Happy Fourth to you and yours Brenda from Brooklyn.
Bren
I love those exploring the house dreams. And yes, the house is the self, or a possible self. My favorite was a recurring dream which spanned many years. At first, I only saw the house from the outside, pulling up the driveway in a dark, cool car. In later dreams I got out of the car, then later walked up the front steps (yes, it was a mansion, even from the outside), walked inside. Over the years, I walked into rooms on the left, then the right, then went up the stairs, and so on. Eventually, I just stopped dreaming that dream.
I awake to discover that the open windows in our temporary home face Atlantic Avenue & constant, 24 hour traffic. In reality my new home does not suffer from traffic exposure. Barking dog and ambient music, yes, but no traffic.
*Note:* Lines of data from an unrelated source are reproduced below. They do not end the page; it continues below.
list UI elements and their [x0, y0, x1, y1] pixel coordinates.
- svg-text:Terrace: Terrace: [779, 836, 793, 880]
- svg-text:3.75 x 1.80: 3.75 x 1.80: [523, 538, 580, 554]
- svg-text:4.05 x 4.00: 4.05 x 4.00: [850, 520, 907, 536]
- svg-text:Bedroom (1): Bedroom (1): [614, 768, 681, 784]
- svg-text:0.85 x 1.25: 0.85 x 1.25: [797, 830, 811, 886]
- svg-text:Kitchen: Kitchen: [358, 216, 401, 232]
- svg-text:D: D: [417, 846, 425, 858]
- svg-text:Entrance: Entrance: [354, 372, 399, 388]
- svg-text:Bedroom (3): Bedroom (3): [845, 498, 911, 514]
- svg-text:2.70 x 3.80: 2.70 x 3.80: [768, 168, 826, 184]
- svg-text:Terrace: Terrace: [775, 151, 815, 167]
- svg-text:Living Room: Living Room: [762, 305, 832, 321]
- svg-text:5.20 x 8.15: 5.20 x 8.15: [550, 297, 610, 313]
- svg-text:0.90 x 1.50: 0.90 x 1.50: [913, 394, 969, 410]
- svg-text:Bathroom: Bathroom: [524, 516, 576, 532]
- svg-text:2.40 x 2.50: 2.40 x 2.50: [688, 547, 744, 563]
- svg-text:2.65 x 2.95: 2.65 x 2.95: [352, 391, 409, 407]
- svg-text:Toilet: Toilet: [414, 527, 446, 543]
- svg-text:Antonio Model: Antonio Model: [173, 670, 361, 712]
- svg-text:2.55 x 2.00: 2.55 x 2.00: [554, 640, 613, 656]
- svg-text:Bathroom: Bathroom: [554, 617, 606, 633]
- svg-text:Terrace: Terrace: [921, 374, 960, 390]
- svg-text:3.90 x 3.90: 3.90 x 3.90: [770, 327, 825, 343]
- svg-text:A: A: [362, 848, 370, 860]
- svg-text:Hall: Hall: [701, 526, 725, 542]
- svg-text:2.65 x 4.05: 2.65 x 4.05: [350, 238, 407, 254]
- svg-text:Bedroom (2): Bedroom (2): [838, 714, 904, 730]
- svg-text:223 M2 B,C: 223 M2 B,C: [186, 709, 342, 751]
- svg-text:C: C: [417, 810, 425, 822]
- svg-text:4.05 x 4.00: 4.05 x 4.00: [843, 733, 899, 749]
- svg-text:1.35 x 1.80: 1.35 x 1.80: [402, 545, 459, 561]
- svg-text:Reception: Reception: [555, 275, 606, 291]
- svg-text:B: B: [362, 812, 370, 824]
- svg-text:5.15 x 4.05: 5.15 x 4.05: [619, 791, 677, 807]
No, you're not the only one who has 'em...although it was an odd sensation to realize that I had, in fact, had 'em. Not until I read through your dreams did I recall MY dreams, creeping myself out somewhat. I too have dreamed of discovering vast new rooms in our house, and of vast new attics crammed with stuff. In some of the dreams I am delighted with the prospoect of rifling through all this new "other peoples' stuff", in other dreams I am quite horrified by the filthy array of junk that I have to sort through and dispose of. I've dreamt of being lost in the sheer unknowable size of our house (nothing mysterious about that one!), about calling out for my husband and racing from room to room endlessly never reaching him (but, on the plus side, running through quite a nice possibly Federal house to do it). To sum up: hmmm, mixed feelings about our house and our abilities to complete our (ha, ha) 10 year plan of renovations. Pausing to reproduce in our mid-forties has ham-strung our drive to complete projects, but not, strangely, to start them.
Rennie
(The bank allows us to live in - and work in - a 125-odd year old Victorian on what was once the outskirts of a small farming town, but now is a teeming metropolis of condo bungalows, and much higher taxes.)
P.S.: More cat bloggin' Fridays, please! I adore kitten pictures.